Now, I can see how this proposition makes sense in the abstract. If one section of society is under-represented in the workforce, then tinkering with the selection process until the imbalance is redressed seems to be the simplest solution. But once you stop viewing the labour market as an enormous Venn diagram, with men, women and ethnic minorities lumped together in three homogenous circles, and start seeing it as made up of individuals, each with their own set of talents, flaws and aspirations, it is less sustainable.
Should a hard-working indigenous man really be passed over in favour of a female or ethnic minority candidate to tackle a social injustice that is not of his making? Is the burden of several centuries of bias to fall on his shoulders? The problem is positive discrimination for one person almost always involves negative discrimination for another.
Personally, I don't want my rights to come at the expense of someone else's.

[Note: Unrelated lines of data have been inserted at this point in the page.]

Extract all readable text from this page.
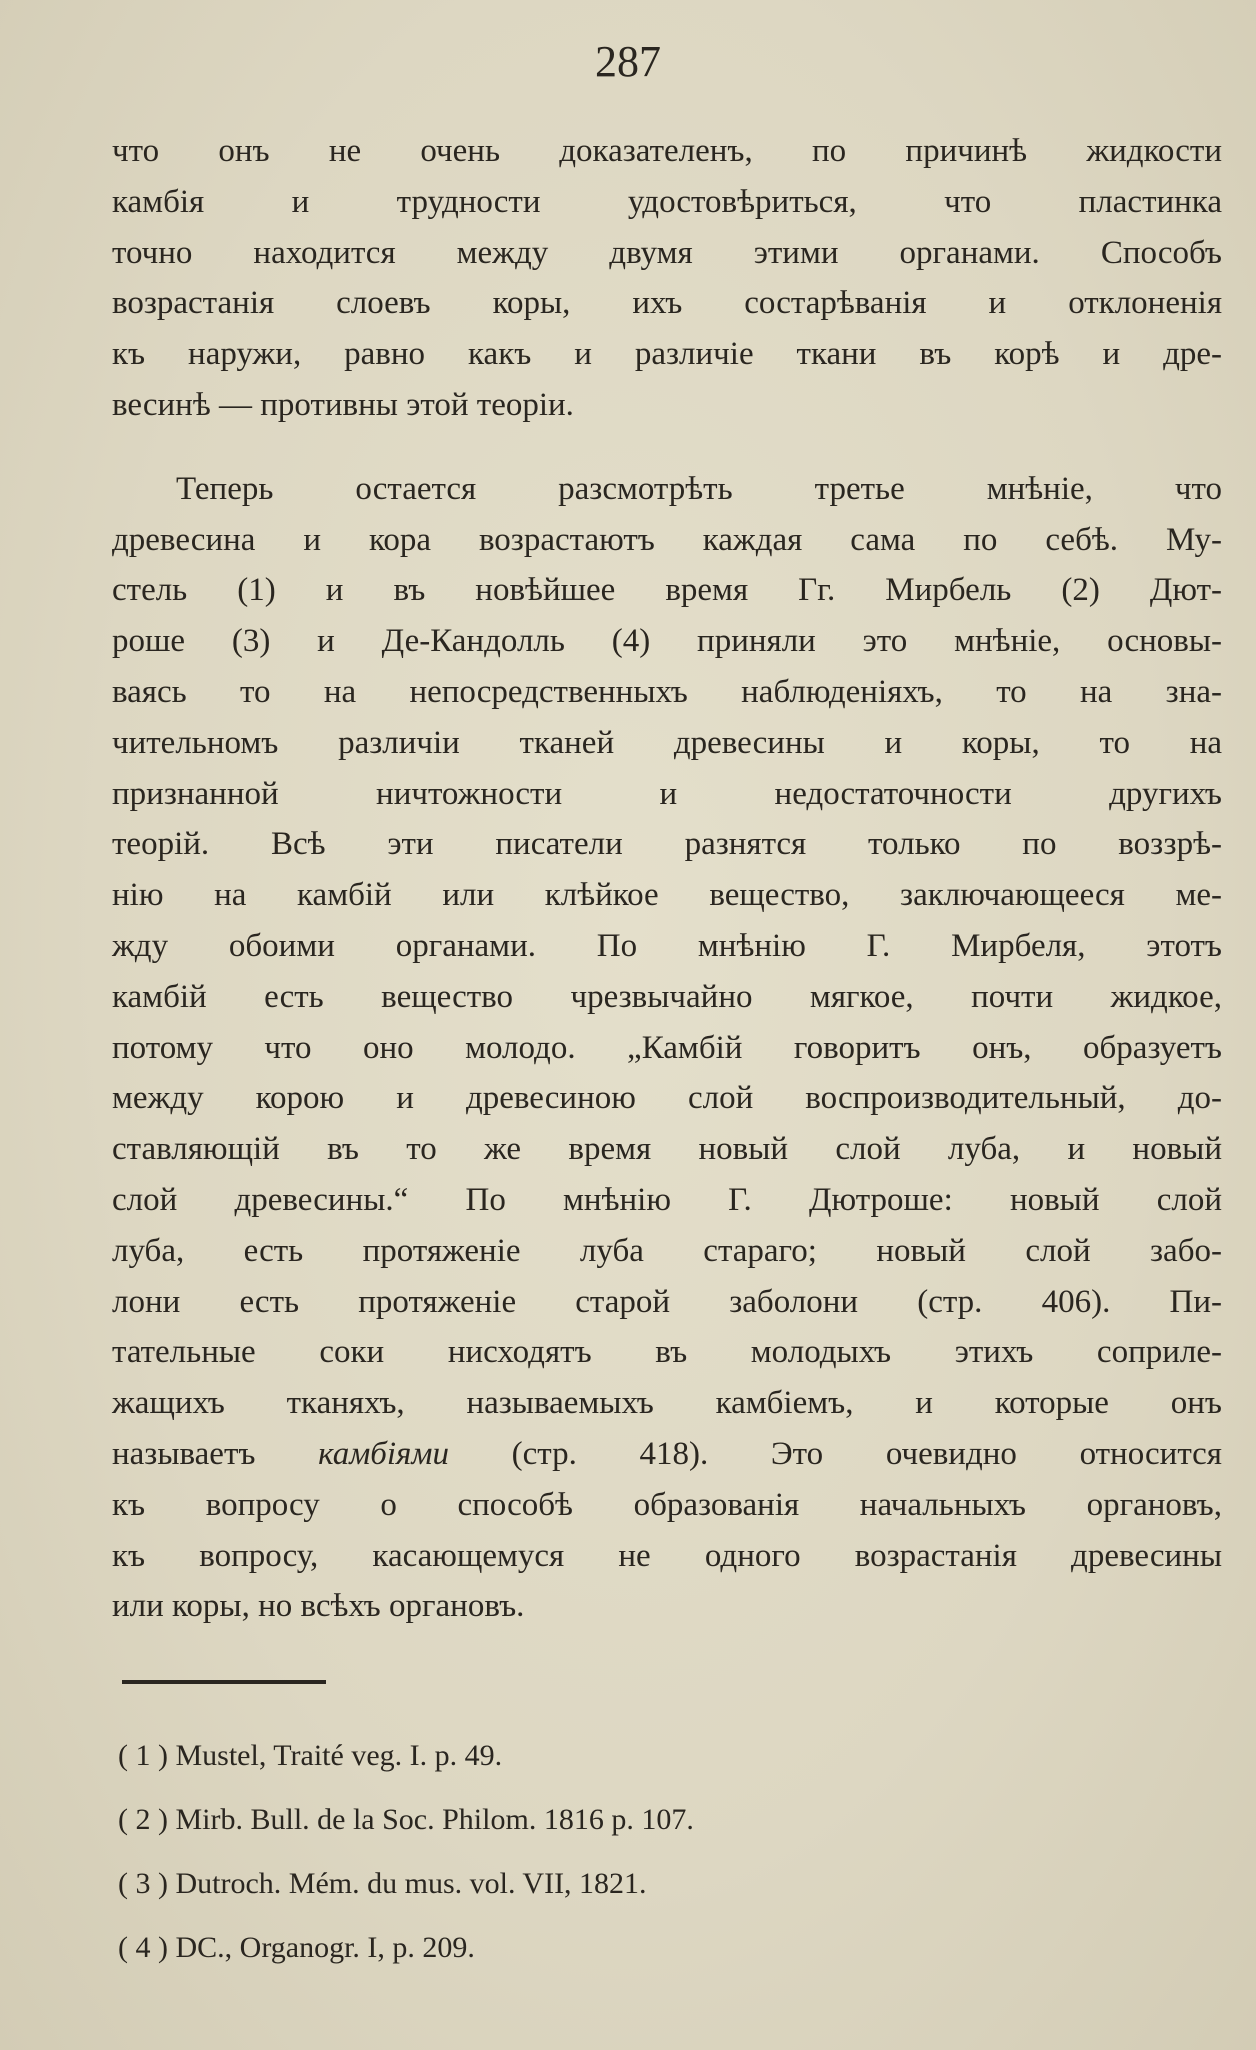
287
что онъ не очень доказателенъ, по причинѣ жидкости
камбія и трудности удостовѣриться, что пластинка
точно находится между двумя этими органами. Способъ
возрастанія слоевъ коры, ихъ состарѣванія и отклоненія
къ наружи, равно какъ и различіе ткани въ корѣ и дре-
весинѣ — противны этой теоріи.
Теперь остается разсмотрѣть третье мнѣніе, что
древесина и кора возрастаютъ каждая сама по себѣ. Му-
стель (1) и въ новѣйшее время Гг. Мирбель (2) Дют-
роше (3) и Де-Кандолль (4) приняли это мнѣніе, основы-
ваясь то на непосредственныхъ наблюденіяхъ, то на зна-
чительномъ различіи тканей древесины и коры, то на
признанной ничтожности и недостаточности другихъ
теорій. Всѣ эти писатели разнятся только по воззрѣ-
нію на камбій или клѣйкое вещество, заключающееся ме-
жду обоими органами. По мнѣнію Г. Мирбеля, этотъ
камбій есть вещество чрезвычайно мягкое, почти жидкое,
потому что оно молодо. „Камбій говоритъ онъ, образуетъ
между корою и древесиною слой воспроизводительный, до-
ставляющій въ то же время новый слой луба, и новый
слой древесины.“ По мнѣнію Г. Дютроше: новый слой
луба, есть протяженіе луба стараго; новый слой забо-
лони есть протяженіе старой заболони (стр. 406). Пи-
тательные соки нисходятъ въ молодыхъ этихъ соприле-
жащихъ тканяхъ, называемыхъ камбіемъ, и которые онъ
называетъ камбіями (стр. 418). Это очевидно относится
къ вопросу о способѣ образованія начальныхъ органовъ,
къ вопросу, касающемуся не одного возрастанія древесины
или коры, но всѣхъ органовъ.
( 1 ) Mustel, Traité veg. I. p. 49.
( 2 ) Mirb. Bull. de la Soc. Philom. 1816 p. 107.
( 3 ) Dutroch. Mém. du mus. vol. VII, 1821.
( 4 ) DC., Organogr. I, p. 209.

But even if I did, I think this way of securing them could be counter-productive. You only have to look at the suspicion with which affirmative action programmes are regarded in the US to understand how easily a proposal like Harmen's could undermine rather than consolidate the position of women and ethnic minorities. It is hard enough for those groups to gain acceptance in the workplace without handing ammunition to those who believe they are incapable of competing on a level playing field.
There are problems with other aspects of Harmen's white paper too. Her proposal that companies should be forced to publish the salaries of their employees to expose any pay differential between men and women has its merits. But you would have to be sure you were comparing like with like.
To take – as Harmen did last week – two disparate statistics (the average hourly rate of pay for men working full-time and women working part-time) as an example of how women are victimised is disingenuous and likely to foment resentment amongst both sexes.
While men and women doing exactly the same work should, of course, be paid exactly the same wage, the fact that some women actively choose to take on lower paid, part-time jobs because of family commitments makes it difficult to assess just how much the wider gender pay gap is down to social prejudice and how much to lifestyle choice.
A similarly simplistic approach is taken towards the problem of age discrimination, with Harmen promising to force service providers to treat older customers the same way they treat younger ones. Again, it is clear where she is coming from. Travel insurance companies treat the over-70s in a appalling fashion charging them prohibitive rates without carrying out proper risk assessments.
But is it really wrong – as has been suggested – for a GP to tell an elderly patient that, at their age, poor health is only to be expected? Isn't that a fact of life and the very reason OAPs have a right to complain if local councils introduce automated "speaking" parking meters they can't hear or complicated voting forms they find difficult to understand?
True equality should be the goal of any civilised society. But I doubt it can be achieved by playing number games with the workforce or by forcing service providers to treat everyone exactly the same. Rather, it will be realised when difference is seen as something to be celebrated rather than feared and when every individual – regardless of gender, ethnicity, sexuality or age – is accepted as such and treated with the respect they deserve.